FinSA and FinIA broaden the scope of the risk management function.

Traditionally, the concept of risk applicable to independent asset managers mainly covered the detection and prevention of money laundering (AML). From now on, asset managers must formalize and document the investment policy and risk management practices they employ on behalf of their clients.

In this new environment, more demanding in terms of monitoring and risk management, we are by your side to provide you with tools, expertise and support tailored to your needs.

Discover some of the new regulatory requirements below.

In our Services section you will find more information on how we can assist you to comply with these requirements.

Refined risk profile

FinSA and FinIA intend to better define the profile of each client and take it into consideration in the concrete implementation of portfolios (in the context of discretionary portfolios) or in the choice of the available instruments (in the context of an advisory mandate).
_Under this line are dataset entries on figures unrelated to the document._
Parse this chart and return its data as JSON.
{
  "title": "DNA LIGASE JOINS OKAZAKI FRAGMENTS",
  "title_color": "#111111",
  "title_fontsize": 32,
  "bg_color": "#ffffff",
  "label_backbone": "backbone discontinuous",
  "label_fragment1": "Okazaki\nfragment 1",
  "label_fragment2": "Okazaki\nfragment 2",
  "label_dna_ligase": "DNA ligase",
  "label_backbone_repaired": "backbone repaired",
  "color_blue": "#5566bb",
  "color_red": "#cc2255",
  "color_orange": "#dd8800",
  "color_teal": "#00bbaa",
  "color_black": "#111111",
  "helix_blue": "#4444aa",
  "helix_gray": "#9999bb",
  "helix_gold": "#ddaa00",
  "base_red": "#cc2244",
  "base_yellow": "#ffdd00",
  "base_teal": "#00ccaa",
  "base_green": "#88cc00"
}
Article 4 FinSA imposes the requirement to categorize clients as private, professional, or institutional, with the option to opt out if a client willingly chooses to be classified in a less protective category.

However, in addition to this high-level classification (categorization of the client's profile) there is the need to know the client's risk aversion, investment objectives and investment horizon. More specific information about the clients requires an assessment of their knowledge and experience in the field of specific asset classes and instruments, an assessment of their general financial situation (their assets and income), their objective and subjective risk appetite, their risks constraints, their objectives (for example if the client needs to draw regular income from its portfolio) and possible investment restrictions.

Documentation of the management process

The obligation to document and report appears in article 15 of FinSA, and is specified in article 19 of the FinSO ordinance: the reports to the client should include the documentation relating to the orders received and executed, to the composition, evaluation and evolution of the portfolio in the case of the client's assets and costs incurred.

Note that the new laws and ordinances set a maximum period of 10 days to respond to an express request from clients.

Appropriateness and suitability

Article 10 of FinSA indicates the obligation to verify the appropriateness or suitability of investment advisory and asset management services.

A distinction must be made between appropriateness of a specific instrument within advisory mandates, and suitability, as an overall concept applied in the context of a discretionary mandate on a portfolio as a whole. In this second case, it is necessary to be able to assess everything that differentiates the risk of a portfolio from a simple addition of the risks associated with individual positions: possible hedging products as well as correlations and dependencies between positions.

It is important to emphasize that there is a static (initial) aspect and a dynamic aspect in the comparison of portfolio risk with the client's profile. In fact, both the needs of the client and the instruments themselves and their dependence evolve over time.